The reality is that the SNP haven't benefited at all from the weightings TNS have applied. In respect of the headline numbers, there were 217 SNP voters before weighting, and 219 SNP voters after weighting - near-enough identical. What is really meant by "actual raw figure before weighting" is "actual figure after weighting but before undecided respondents have been stripped out", which is an entirely different point. Because there is such a large number of undecideds in this poll (hardly untypical for TNS), the SNP vote is of course much higher after those respondents are removed, but so is the Labour vote, the Tory vote and the Lib Dem vote.
It seems to me the average reader will be left with the highly misleading impression that all of the polling firms are using some kind of very weird weighting scheme which is uniformly flattering the SNP by a massive amount. Nothing of the sort is happening. YouGov's weighting tends to boost the SNP a little, but not dramatically.

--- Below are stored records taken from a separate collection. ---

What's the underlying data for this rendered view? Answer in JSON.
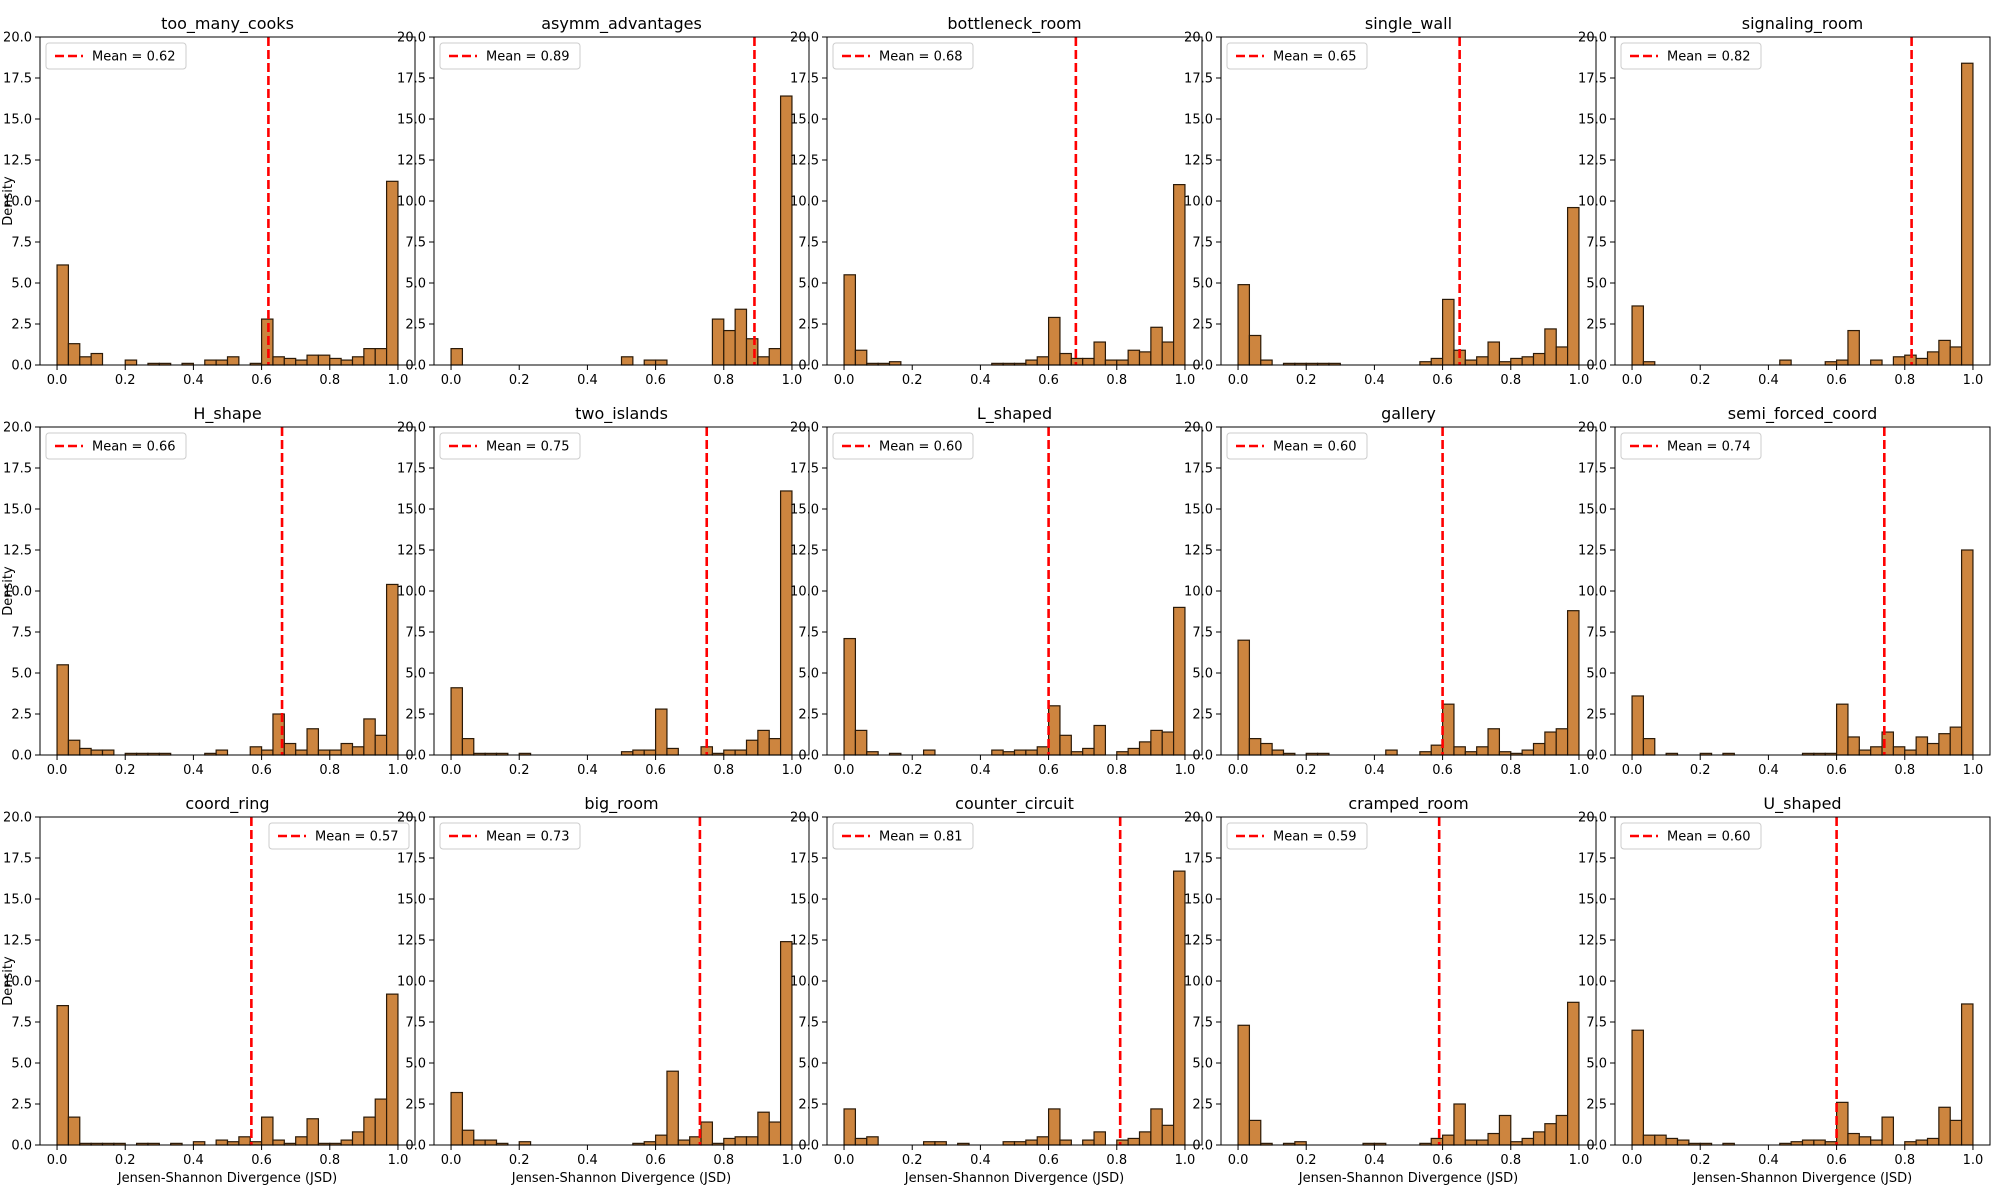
{
  "figure": {
    "xlabel": "Jensen-Shannon Divergence (JSD)",
    "ylabel": "Density",
    "bar_color": "#cd853f",
    "edge_color": "#2b1a08",
    "mean_color": "#ff0000",
    "mean_label_prefix": "Mean = ",
    "x_ticks": [
      0.0,
      0.2,
      0.4,
      0.6,
      0.8,
      1.0
    ],
    "y_ticks": [
      0.0,
      2.5,
      5.0,
      7.5,
      10.0,
      12.5,
      15.0,
      17.5,
      20.0
    ],
    "xlim": [
      -0.05,
      1.05
    ],
    "ylim": [
      0,
      20
    ],
    "bins": 30,
    "bin_range": [
      0,
      1
    ]
  },
  "chart_data": [
    {
      "type": "bar",
      "title": "too_many_cooks",
      "mean": 0.62,
      "legend": "upper-left",
      "values": [
        6.1,
        1.3,
        0.5,
        0.7,
        0,
        0,
        0.3,
        0,
        0.1,
        0.1,
        0,
        0.1,
        0,
        0.3,
        0.3,
        0.5,
        0,
        0.1,
        2.8,
        0.5,
        0.4,
        0.3,
        0.6,
        0.6,
        0.4,
        0.3,
        0.5,
        1.0,
        1.0,
        11.2
      ]
    },
    {
      "type": "bar",
      "title": "asymm_advantages",
      "mean": 0.89,
      "legend": "upper-left",
      "values": [
        1.0,
        0,
        0,
        0,
        0,
        0,
        0,
        0,
        0,
        0,
        0,
        0,
        0,
        0,
        0,
        0.5,
        0,
        0.3,
        0.3,
        0,
        0,
        0,
        0,
        2.8,
        2.1,
        3.4,
        1.6,
        0.5,
        1.0,
        16.4
      ]
    },
    {
      "type": "bar",
      "title": "bottleneck_room",
      "mean": 0.68,
      "legend": "upper-left",
      "values": [
        5.5,
        0.9,
        0.1,
        0.1,
        0.2,
        0,
        0,
        0,
        0,
        0,
        0,
        0,
        0,
        0.1,
        0.1,
        0.1,
        0.3,
        0.5,
        2.9,
        0.7,
        0.4,
        0.4,
        1.4,
        0.3,
        0.3,
        0.9,
        0.8,
        2.3,
        1.4,
        11.0
      ]
    },
    {
      "type": "bar",
      "title": "single_wall",
      "mean": 0.65,
      "legend": "upper-left",
      "values": [
        4.9,
        1.8,
        0.3,
        0,
        0.1,
        0.1,
        0.1,
        0.1,
        0.1,
        0,
        0,
        0,
        0,
        0,
        0,
        0,
        0.2,
        0.4,
        4.0,
        0.9,
        0.3,
        0.5,
        1.4,
        0.2,
        0.4,
        0.5,
        0.7,
        2.2,
        1.1,
        9.6
      ]
    },
    {
      "type": "bar",
      "title": "signaling_room",
      "mean": 0.82,
      "legend": "upper-left",
      "values": [
        3.6,
        0.2,
        0,
        0,
        0,
        0,
        0,
        0,
        0,
        0,
        0,
        0,
        0,
        0.3,
        0,
        0,
        0,
        0.2,
        0.3,
        2.1,
        0,
        0.3,
        0,
        0.5,
        0.6,
        0.4,
        0.8,
        1.5,
        1.1,
        18.4
      ]
    },
    {
      "type": "bar",
      "title": "H_shape",
      "mean": 0.66,
      "legend": "upper-left",
      "values": [
        5.5,
        0.9,
        0.4,
        0.3,
        0.3,
        0,
        0.1,
        0.1,
        0.1,
        0.1,
        0,
        0,
        0,
        0.1,
        0.3,
        0,
        0,
        0.5,
        0.3,
        2.5,
        0.7,
        0.3,
        1.6,
        0.3,
        0.3,
        0.7,
        0.5,
        2.2,
        1.2,
        10.4
      ]
    },
    {
      "type": "bar",
      "title": "two_islands",
      "mean": 0.75,
      "legend": "upper-left",
      "values": [
        4.1,
        1.0,
        0.1,
        0.1,
        0.1,
        0,
        0.1,
        0,
        0,
        0,
        0,
        0,
        0,
        0,
        0,
        0.2,
        0.3,
        0.3,
        2.8,
        0.4,
        0,
        0,
        0.5,
        0.1,
        0.3,
        0.3,
        0.9,
        1.5,
        1.0,
        16.1
      ]
    },
    {
      "type": "bar",
      "title": "L_shaped",
      "mean": 0.6,
      "legend": "upper-left",
      "values": [
        7.1,
        1.5,
        0.2,
        0,
        0.1,
        0,
        0,
        0.3,
        0,
        0,
        0,
        0,
        0,
        0.3,
        0.2,
        0.3,
        0.3,
        0.5,
        3.0,
        1.2,
        0.2,
        0.4,
        1.8,
        0,
        0.2,
        0.4,
        0.8,
        1.5,
        1.4,
        9.0
      ]
    },
    {
      "type": "bar",
      "title": "gallery",
      "mean": 0.6,
      "legend": "upper-left",
      "values": [
        7.0,
        1.0,
        0.7,
        0.3,
        0.1,
        0,
        0.1,
        0.1,
        0,
        0,
        0,
        0,
        0,
        0.3,
        0,
        0,
        0.2,
        0.6,
        3.1,
        0.5,
        0.2,
        0.5,
        1.6,
        0.2,
        0.1,
        0.3,
        0.7,
        1.4,
        1.6,
        8.8
      ]
    },
    {
      "type": "bar",
      "title": "semi_forced_coord",
      "mean": 0.74,
      "legend": "upper-left",
      "values": [
        3.6,
        1.0,
        0,
        0.1,
        0,
        0,
        0.1,
        0,
        0.1,
        0,
        0,
        0,
        0,
        0,
        0,
        0.1,
        0.1,
        0.1,
        3.1,
        1.1,
        0.3,
        0.5,
        1.4,
        0.5,
        0.3,
        1.1,
        0.7,
        1.3,
        1.7,
        12.5
      ]
    },
    {
      "type": "bar",
      "title": "coord_ring",
      "mean": 0.57,
      "legend": "upper-right",
      "values": [
        8.5,
        1.7,
        0.1,
        0.1,
        0.1,
        0.1,
        0,
        0.1,
        0.1,
        0,
        0.1,
        0,
        0.2,
        0,
        0.3,
        0.2,
        0.5,
        0.2,
        1.7,
        0.3,
        0.1,
        0.5,
        1.6,
        0.1,
        0.1,
        0.3,
        0.8,
        1.7,
        2.8,
        9.2
      ]
    },
    {
      "type": "bar",
      "title": "big_room",
      "mean": 0.73,
      "legend": "upper-left",
      "values": [
        3.2,
        0.9,
        0.3,
        0.3,
        0.1,
        0,
        0.2,
        0,
        0,
        0,
        0,
        0,
        0,
        0,
        0,
        0,
        0.1,
        0.2,
        0.6,
        4.5,
        0.3,
        0.5,
        1.4,
        0.1,
        0.4,
        0.5,
        0.5,
        2.0,
        1.4,
        12.4
      ]
    },
    {
      "type": "bar",
      "title": "counter_circuit",
      "mean": 0.81,
      "legend": "upper-left",
      "values": [
        2.2,
        0.4,
        0.5,
        0,
        0,
        0,
        0,
        0.2,
        0.2,
        0,
        0.1,
        0,
        0,
        0,
        0.2,
        0.2,
        0.3,
        0.5,
        2.2,
        0.3,
        0,
        0.3,
        0.8,
        0,
        0.3,
        0.4,
        0.8,
        2.2,
        1.2,
        16.7
      ]
    },
    {
      "type": "bar",
      "title": "cramped_room",
      "mean": 0.59,
      "legend": "upper-left",
      "values": [
        7.3,
        1.5,
        0.1,
        0,
        0.1,
        0.2,
        0,
        0,
        0,
        0,
        0,
        0.1,
        0.1,
        0,
        0,
        0,
        0.1,
        0.4,
        0.6,
        2.5,
        0.3,
        0.3,
        0.7,
        1.8,
        0.2,
        0.4,
        0.8,
        1.3,
        1.8,
        8.7
      ]
    },
    {
      "type": "bar",
      "title": "U_shaped",
      "mean": 0.6,
      "legend": "upper-left",
      "values": [
        7.0,
        0.6,
        0.6,
        0.4,
        0.3,
        0.1,
        0.1,
        0,
        0.1,
        0,
        0,
        0,
        0,
        0.1,
        0.2,
        0.3,
        0.3,
        0.2,
        2.6,
        0.7,
        0.5,
        0.3,
        1.7,
        0,
        0.2,
        0.3,
        0.4,
        2.3,
        1.5,
        8.6
      ]
    }
  ]
}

The underlying message of the article is "there is no room for complacency", which I would thoroughly endorse, but I think it's possible to get that message across without making bogus points about how the SNP's position in the polls is supposedly much worse if you "drill down". It isn't. The SNP's position in the polls is absolutely fantastic. If they don't win a truck-load of seats, it'll be for one (or more) of three reasons - a) a significant late swing back to Labour, b) industrial-scale tactical voting, or c) methodological flaws across the whole polling industry of the sort we saw in 1992.

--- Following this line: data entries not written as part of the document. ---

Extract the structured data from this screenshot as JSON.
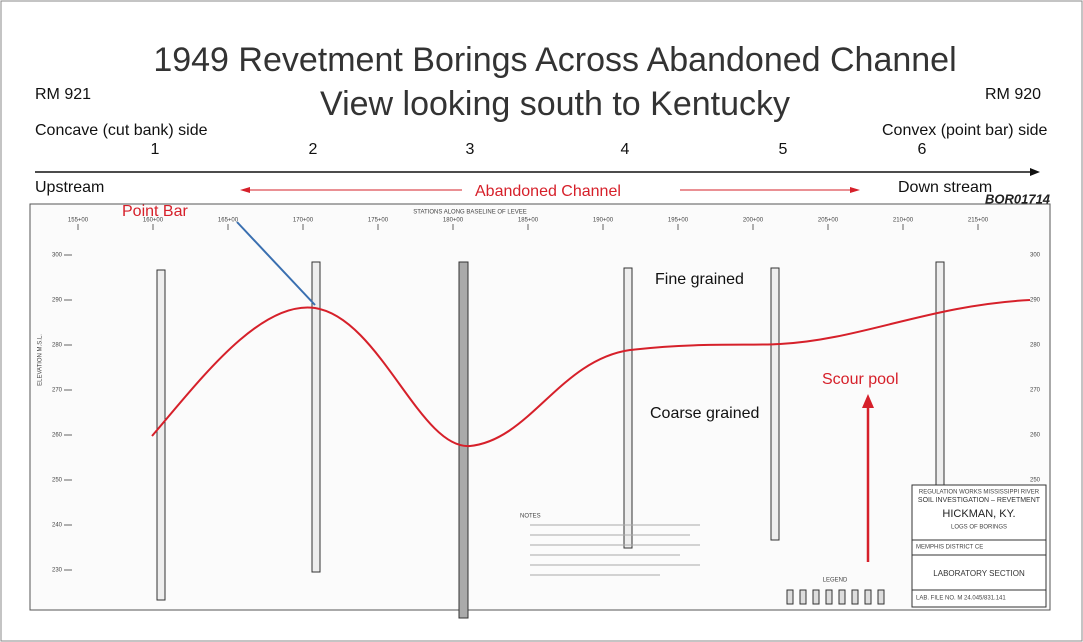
{
  "slide": {
    "title": "1949 Revetment Borings Across Abandoned Channel",
    "subtitle": "View looking south to Kentucky",
    "left_mile": "RM 921",
    "right_mile": "RM 920",
    "left_side": "Concave (cut bank) side",
    "right_side": "Convex (point bar) side",
    "borings": [
      "1",
      "2",
      "3",
      "4",
      "5",
      "6"
    ],
    "upstream": "Upstream",
    "channel": "Abandoned Channel",
    "downstream": "Down stream",
    "doc_id": "BOR01714"
  },
  "annotations": {
    "point_bar": "Point Bar",
    "fine": "Fine grained",
    "coarse": "Coarse grained",
    "scour": "Scour pool"
  },
  "drawing": {
    "stations_header": "STATIONS ALONG BASELINE OF LEVEE",
    "stations": [
      "155+00",
      "160+00",
      "165+00",
      "170+00",
      "175+00",
      "180+00",
      "185+00",
      "190+00",
      "195+00",
      "200+00",
      "205+00",
      "210+00",
      "215+00"
    ],
    "elevations": [
      "300",
      "290",
      "280",
      "270",
      "260",
      "250",
      "240",
      "230"
    ],
    "elevation_axis": "ELEVATION M.S.L.",
    "notes_title": "NOTES",
    "legend_title": "LEGEND",
    "title_block": {
      "agency": "REGULATION WORKS   MISSISSIPPI RIVER",
      "project": "SOIL INVESTIGATION – REVETMENT",
      "place": "HICKMAN, KY.",
      "sheet": "LOGS OF BORINGS",
      "district": "MEMPHIS DISTRICT CE",
      "section": "LABORATORY SECTION",
      "file": "LAB. FILE NO. M 24.045/831.141"
    }
  }
}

On the latter point, it was mentioned on the previous thread that the SNP were significantly overestimated in the polls in the run-up to the European elections last year. That's true, but all of the firms in question (Survation, YouGov, Panelbase and ICM) have changed their methodology since then, and introduced weighting by recalled referendum vote. So there's no reason to assume that history is bound to repeat itself.